First let’s start by clarifying our terms. The definition of Combined Operations (COMOPS) is when at least two installations with distinct and approved safety cases enter a joint operation. Before that operation can begin a COMOPS Notification or CON must be submitted to the Offshore Safety Directives Regulator (OSDR) at least 21 days in advance. The CON doesn’t need to be accepted by the OSDR (hope you’re keeping up!), but they can – and they often do – raise concerns.
Figuring out whether any individual operation even qualifies as a COMOPS is not always as straightforward as you might think.
So, when is a COMOP not a COMOPS? Look at the following situations and decide if they qualify as COMOPS. You can find the answers at the end of this post.
- Normally unmanned installation and a heavy lift vessel?
- Normally unmanned installation and an accommodation vessel?
- Manned installation and a jackup drill rig?
- Manned installation and a DSV conducting diving operations?
Having prepared many CONs there are some key learnings I’ve discovered (mostly the hard way) that I’d like to share:
- Collaboration. The regulations require a joint effort between all duty holders. This includes the preparation of the CON itself but they also expect evidence of attendance at and contribution to key risk assessments and table top reviews. It’s often appropriate for one duty holder to take the lead on such matters – but all parties need to demonstrate involvement. To set yourself up for success, construct up a RACI table for the primary activities and identify the right personnel and timings for review of key documentation.
- Actions. If you intend to submit a CON whilst you have safety actions still outstanding, be very clear about when these will be closed and how they will be verified. The regulator can, and does, request safety action responses if they aren’t satisfied.
- HSE Website. Regulation guidance, a CON framework, inspection templates and assessment principles can all be downloaded from the HSE’s website. These resources are invaluable and worth using as they outline the criteria upon which you will be assessed.
- New SECEs. Some of the new equipment on the combined installation that is considered safety critical may be considered as Safety and Environmentally Critical Elements (SECE). These require clear performance standards and for a verification scheme to be developed. The duration of the campaign may be short enough that only initial suitability is required. Specific COMOPS SECEs may include the gangway and its connection, personnel on board (POB) tracking and links between emergency shutdown (ESD) systems.

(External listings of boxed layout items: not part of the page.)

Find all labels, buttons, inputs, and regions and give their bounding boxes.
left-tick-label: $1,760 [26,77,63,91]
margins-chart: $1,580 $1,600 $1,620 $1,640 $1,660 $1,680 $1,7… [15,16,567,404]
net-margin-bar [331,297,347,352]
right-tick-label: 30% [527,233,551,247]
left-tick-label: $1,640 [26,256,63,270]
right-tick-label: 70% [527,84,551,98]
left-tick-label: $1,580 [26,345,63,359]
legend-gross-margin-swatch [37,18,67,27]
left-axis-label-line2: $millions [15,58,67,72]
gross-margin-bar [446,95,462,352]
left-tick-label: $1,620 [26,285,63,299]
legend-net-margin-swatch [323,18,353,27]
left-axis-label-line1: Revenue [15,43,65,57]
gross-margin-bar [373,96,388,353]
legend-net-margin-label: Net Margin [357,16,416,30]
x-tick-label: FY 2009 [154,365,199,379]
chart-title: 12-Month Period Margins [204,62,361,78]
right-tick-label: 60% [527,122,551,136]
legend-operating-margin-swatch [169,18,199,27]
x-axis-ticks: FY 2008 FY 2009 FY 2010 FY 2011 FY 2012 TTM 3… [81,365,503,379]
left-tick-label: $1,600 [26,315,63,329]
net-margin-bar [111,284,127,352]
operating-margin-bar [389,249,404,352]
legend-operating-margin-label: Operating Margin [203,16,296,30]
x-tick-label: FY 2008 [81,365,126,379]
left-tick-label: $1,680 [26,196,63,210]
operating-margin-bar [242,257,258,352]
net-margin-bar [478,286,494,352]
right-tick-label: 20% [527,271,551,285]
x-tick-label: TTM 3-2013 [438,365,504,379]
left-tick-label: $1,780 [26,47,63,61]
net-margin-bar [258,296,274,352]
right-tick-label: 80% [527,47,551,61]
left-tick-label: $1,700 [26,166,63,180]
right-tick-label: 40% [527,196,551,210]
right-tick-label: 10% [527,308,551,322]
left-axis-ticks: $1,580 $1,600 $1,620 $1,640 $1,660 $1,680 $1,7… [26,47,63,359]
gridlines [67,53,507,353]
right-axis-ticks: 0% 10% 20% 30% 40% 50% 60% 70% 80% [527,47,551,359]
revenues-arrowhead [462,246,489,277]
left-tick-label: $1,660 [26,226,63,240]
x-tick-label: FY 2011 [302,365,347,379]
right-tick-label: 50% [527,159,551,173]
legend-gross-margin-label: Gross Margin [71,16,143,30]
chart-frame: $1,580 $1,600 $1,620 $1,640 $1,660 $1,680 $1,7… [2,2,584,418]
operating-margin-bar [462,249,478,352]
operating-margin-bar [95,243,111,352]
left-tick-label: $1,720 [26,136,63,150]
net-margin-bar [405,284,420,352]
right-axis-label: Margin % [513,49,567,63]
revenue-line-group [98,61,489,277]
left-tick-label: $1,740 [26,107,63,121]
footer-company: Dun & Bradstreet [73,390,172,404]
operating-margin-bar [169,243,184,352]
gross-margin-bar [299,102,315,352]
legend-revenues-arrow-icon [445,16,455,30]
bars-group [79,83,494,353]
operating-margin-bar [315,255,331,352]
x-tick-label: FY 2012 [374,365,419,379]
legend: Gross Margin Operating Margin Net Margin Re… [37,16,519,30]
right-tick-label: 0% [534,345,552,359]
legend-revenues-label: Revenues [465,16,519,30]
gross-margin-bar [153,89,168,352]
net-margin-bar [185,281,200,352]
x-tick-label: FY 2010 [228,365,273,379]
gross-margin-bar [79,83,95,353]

- Personnel on Board (POB). The CON should clearly outline the intended POB during normal operations as well as the maximum allowable POB. The POB on each of the installations involved must be clearly defined. This is particularly important where there is a single gangway that connects installations and the basis of this POB limit, for example a PFEER Reg 5 assessment, should be made clear. Be aware these numbers may change throughout the operation as the risk profile changes. The gangway may be a common point of failure across both means of evacuation so make it clear how you intend to protect it.
If you’ve got an experience you’d like to share on CONs – or have more to add to this list of factors to be aware of -I’d like to hear from you. Please add your comment below. You can find more information in Regulation 3 of MAR as well as Reg 22 of SCR2015.
Oh, and the answers to the quiz are here: 1 – No; 2 – Yes; 3 – Yes; 4 – No.